Ellos pensaron que Jesús había querido decir que Lázaro solo estaba dormido, pero Jesús se refería a que Lázaro había muerto.
Por eso les dijo claramente:
—Lázaro está muerto. Y, por el bien de ustedes, me alegro de no haber estado allí, porque ahora ustedes van a creer de verdad. Vamos a verlo.
Tomás, al que apodaban el Gemelo, les dijo a los otros discípulos: «Vamos nosotros también y moriremos con Jesús».
Cuando Jesús llegó a Betania, le dijeron que Lázaro ya llevaba cuatro días en la tumba. Betania quedaba solo a unos pocos kilómetros de Jerusalén, y mucha gente se había acercado para consolar a Marta y a María por la pérdida de su hermano. Cuando Marta se enteró de que Jesús estaba por llegar, salió a su encuentro, pero María se quedó en la casa. Marta le dijo a Jesús:
—Señor, si tan solo hubieras estado aquí, mi hermano no habría muerto; pero aun ahora, yo sé que Dios te dará todo lo que pidas.
Jesús le dijo:
—Tu hermano resucitará.
—Es cierto —respondió Marta—, resucitará cuando resuciten todos, en el día final.
Jesús le dijo:
—Yo soy la resurrección y la vida. El que cree en mí vivirá aun después de haber muerto. Todo el que vive en mí y cree en mí jamás morirá. ¿Lo crees, Marta?
—Sí, Señor —le dijo ella—. Siempre he creído que tú eres el Mesías, el Hijo de Dios, el que ha venido de Dios al mundo.
Luego Marta regresó adonde estaba María y los que se lamentaban. La llamó aparte y le dijo: «El Maestro está aquí y quiere verte». Entonces María salió enseguida a su encuentro.
Jesús todavía estaba fuera de la aldea, en el lugar donde se había encontrado con Marta. Cuando la gente que estaba en la casa consolando a María la vio salir con tanta prisa, creyeron que iba a la tumba de Lázaro a llorar. Así que la siguieron. Cuando María llegó y vio a Jesús, cayó a sus pies y dijo:
—Señor, si tan solo hubieras estado aquí, mi hermano no habría muerto.
Cuando Jesús la vio llorando y vio a la gente lamentándose con ella, se enojó en su interior y se conmovió profundamente.
—¿Dónde lo pusieron? —les preguntó.
Ellos le dijeron:
—Señor, ven a verlo.
Entonces Jesús lloró.
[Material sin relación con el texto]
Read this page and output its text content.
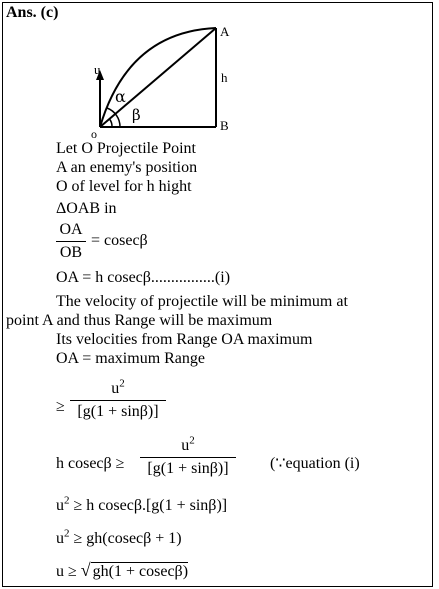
Ans. (c)
u
o
A
B
h
α
β
Let O Projectile Point
A an enemy's position
O of level for h hight
ΔOAB in
OA
OB
= cosecβ
OA = h cosecβ................(i)
The velocity of projectile will be minimum at
point A and thus Range will be maximum
Its velocities from Range OA maximum
OA = maximum Range
≥
$u^2$
[g(1 + sinβ)]
h cosecβ ≥
$u^2$
[g(1 + sinβ)]	(∵equation (i)
$u^2 \ge h$ cosecβ.[g(1 + sinβ)]
$u^2 \ge gh(cosec\beta + 1)$
u ≥ √ gh(1 + cosecβ)
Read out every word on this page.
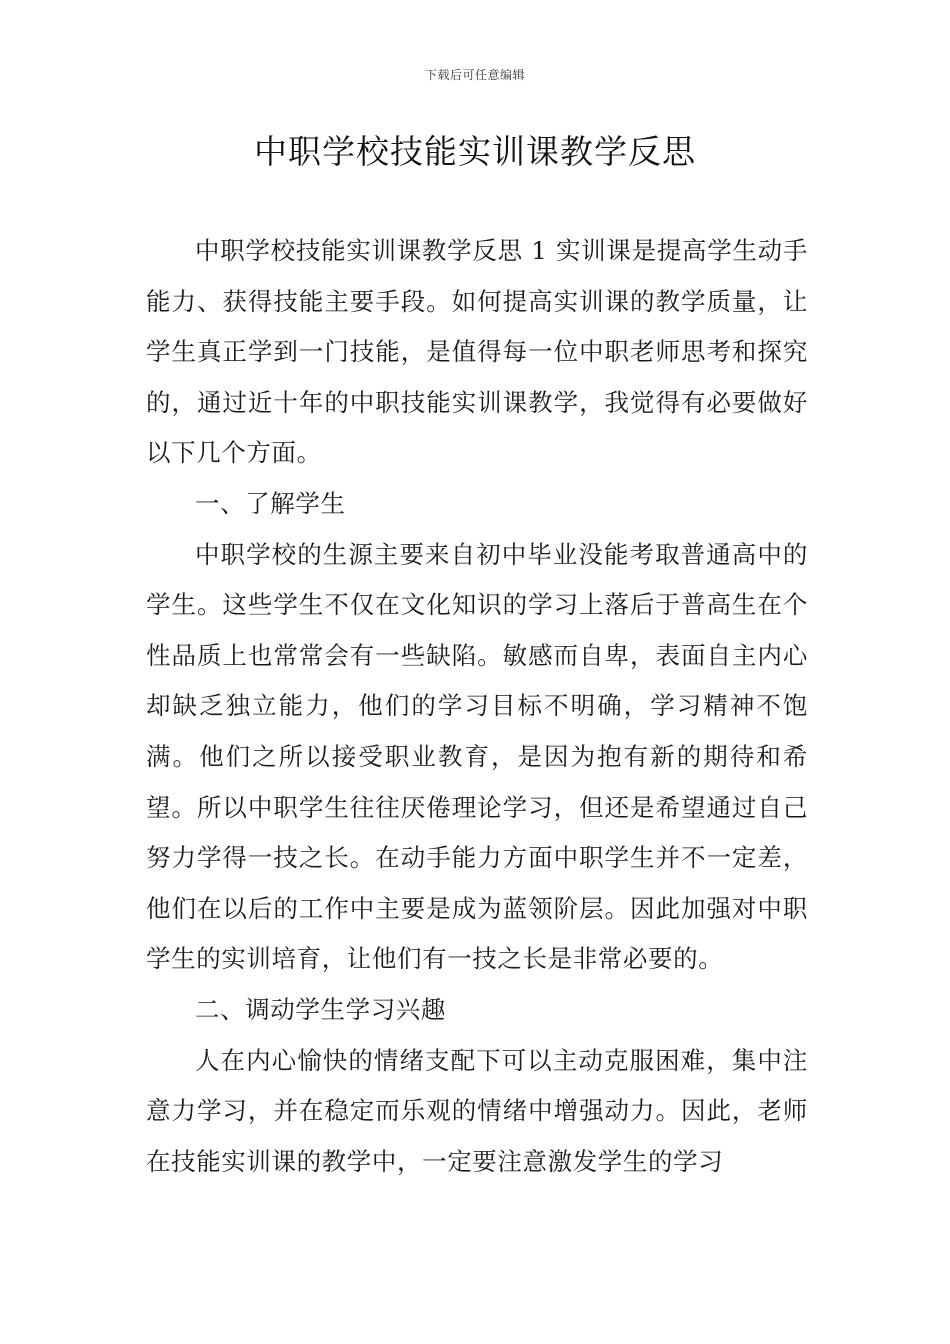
下载后可任意编辑
中职学校技能实训课教学反思

中职学校技能实训课教学反思 1 实训课是提高学生动手能力、获得技能主要手段。如何提高实训课的教学质量，让学生真正学到一门技能，是值得每一位中职老师思考和探究的，通过近十年的中职技能实训课教学，我觉得有必要做好以下几个方面。

一、了解学生

中职学校的生源主要来自初中毕业没能考取普通高中的学生。这些学生不仅在文化知识的学习上落后于普高生在个性品质上也常常会有一些缺陷。敏感而自卑，表面自主内心却缺乏独立能力，他们的学习目标不明确，学习精神不饱满。他们之所以接受职业教育，是因为抱有新的期待和希望。所以中职学生往往厌倦理论学习，但还是希望通过自己努力学得一技之长。在动手能力方面中职学生并不一定差，他们在以后的工作中主要是成为蓝领阶层。因此加强对中职学生的实训培育，让他们有一技之长是非常必要的。

二、调动学生学习兴趣

人在内心愉快的情绪支配下可以主动克服困难，集中注意力学习，并在稳定而乐观的情绪中增强动力。因此，老师在技能实训课的教学中，一定要注意激发学生的学习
La gente que estaba cerca dijo: «¡Miren cuánto lo amaba!». Pero otros decían: «Este hombre sanó a un ciego. ¿Acaso no podía impedir que Lázaro muriera?».
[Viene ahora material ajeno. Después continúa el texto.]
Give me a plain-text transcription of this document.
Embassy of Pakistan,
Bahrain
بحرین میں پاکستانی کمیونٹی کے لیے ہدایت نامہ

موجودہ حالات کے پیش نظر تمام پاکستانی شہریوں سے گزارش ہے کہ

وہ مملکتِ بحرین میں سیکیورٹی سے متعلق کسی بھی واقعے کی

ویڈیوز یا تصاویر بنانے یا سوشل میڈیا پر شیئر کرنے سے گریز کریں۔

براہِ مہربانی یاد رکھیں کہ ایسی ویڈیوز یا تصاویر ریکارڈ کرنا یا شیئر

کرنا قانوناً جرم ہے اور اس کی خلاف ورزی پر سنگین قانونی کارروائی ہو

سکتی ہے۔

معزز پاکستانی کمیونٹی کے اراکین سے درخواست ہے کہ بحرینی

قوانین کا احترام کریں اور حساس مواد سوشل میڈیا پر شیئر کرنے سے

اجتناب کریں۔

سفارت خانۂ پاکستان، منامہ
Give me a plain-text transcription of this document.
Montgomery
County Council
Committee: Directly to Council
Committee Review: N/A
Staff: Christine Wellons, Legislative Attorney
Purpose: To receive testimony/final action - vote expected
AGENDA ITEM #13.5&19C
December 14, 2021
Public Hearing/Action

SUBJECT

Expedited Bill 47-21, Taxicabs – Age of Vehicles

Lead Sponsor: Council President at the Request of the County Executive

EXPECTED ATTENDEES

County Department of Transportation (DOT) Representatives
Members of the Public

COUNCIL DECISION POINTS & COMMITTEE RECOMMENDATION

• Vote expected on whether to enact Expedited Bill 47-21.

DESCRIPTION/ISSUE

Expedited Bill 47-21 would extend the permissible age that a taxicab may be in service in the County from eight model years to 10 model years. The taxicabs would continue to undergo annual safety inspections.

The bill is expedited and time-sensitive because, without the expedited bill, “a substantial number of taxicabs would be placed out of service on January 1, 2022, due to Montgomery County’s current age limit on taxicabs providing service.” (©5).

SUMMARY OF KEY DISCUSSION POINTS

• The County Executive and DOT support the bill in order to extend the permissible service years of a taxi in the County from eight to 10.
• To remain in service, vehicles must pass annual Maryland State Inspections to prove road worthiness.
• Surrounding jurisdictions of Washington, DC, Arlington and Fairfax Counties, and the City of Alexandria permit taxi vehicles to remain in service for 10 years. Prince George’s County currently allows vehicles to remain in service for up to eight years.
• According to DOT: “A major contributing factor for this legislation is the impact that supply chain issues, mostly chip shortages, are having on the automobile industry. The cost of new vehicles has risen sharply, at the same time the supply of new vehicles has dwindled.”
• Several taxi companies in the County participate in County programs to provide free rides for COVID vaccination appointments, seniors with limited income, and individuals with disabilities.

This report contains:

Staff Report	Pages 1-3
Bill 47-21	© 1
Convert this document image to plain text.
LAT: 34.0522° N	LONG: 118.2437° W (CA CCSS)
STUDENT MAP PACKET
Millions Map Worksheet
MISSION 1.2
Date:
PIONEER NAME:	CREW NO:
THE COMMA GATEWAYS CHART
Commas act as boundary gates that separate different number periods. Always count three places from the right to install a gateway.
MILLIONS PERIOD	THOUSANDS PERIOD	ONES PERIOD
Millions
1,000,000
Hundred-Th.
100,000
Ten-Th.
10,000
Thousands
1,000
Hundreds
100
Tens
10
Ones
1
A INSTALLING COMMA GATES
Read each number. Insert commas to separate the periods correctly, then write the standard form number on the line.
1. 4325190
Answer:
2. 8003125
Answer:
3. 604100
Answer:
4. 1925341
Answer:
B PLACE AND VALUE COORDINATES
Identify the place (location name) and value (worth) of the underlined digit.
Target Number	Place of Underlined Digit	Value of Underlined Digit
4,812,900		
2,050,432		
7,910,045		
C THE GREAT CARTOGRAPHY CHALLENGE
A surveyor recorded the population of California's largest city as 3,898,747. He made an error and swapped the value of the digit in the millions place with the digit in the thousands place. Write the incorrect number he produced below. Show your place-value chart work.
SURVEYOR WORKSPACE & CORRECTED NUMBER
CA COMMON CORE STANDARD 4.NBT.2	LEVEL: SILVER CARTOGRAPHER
Jesús todavía estaba enojado cuando llegó a la tumba, una cueva con una piedra que tapaba la entrada. «Corran la piedra a un lado», les dijo Jesús.
Entonces Marta, la hermana del muerto, protestó:
—Señor, hace cuatro días que murió. Debe haber un olor espantoso.
Jesús respondió:
—¿No te dije que si crees, verás la gloria de Dios?
Así que corrieron la piedra a un lado. Entonces Jesús miró al cielo y dijo: «Padre, gracias por haberme oído. Tú siempre me oyes, pero lo dije en voz alta por el bien de toda esta gente que está aquí, para que crean que tú me enviaste». Entonces Jesús gritó: «¡Lázaro, sal de ahí!». Y el muerto salió de la tumba con las manos y los pies envueltos con vendas de entierro y la cabeza enrollada en un lienzo. Jesús les dijo: «¡Quítenle las vendas y déjenlo ir!».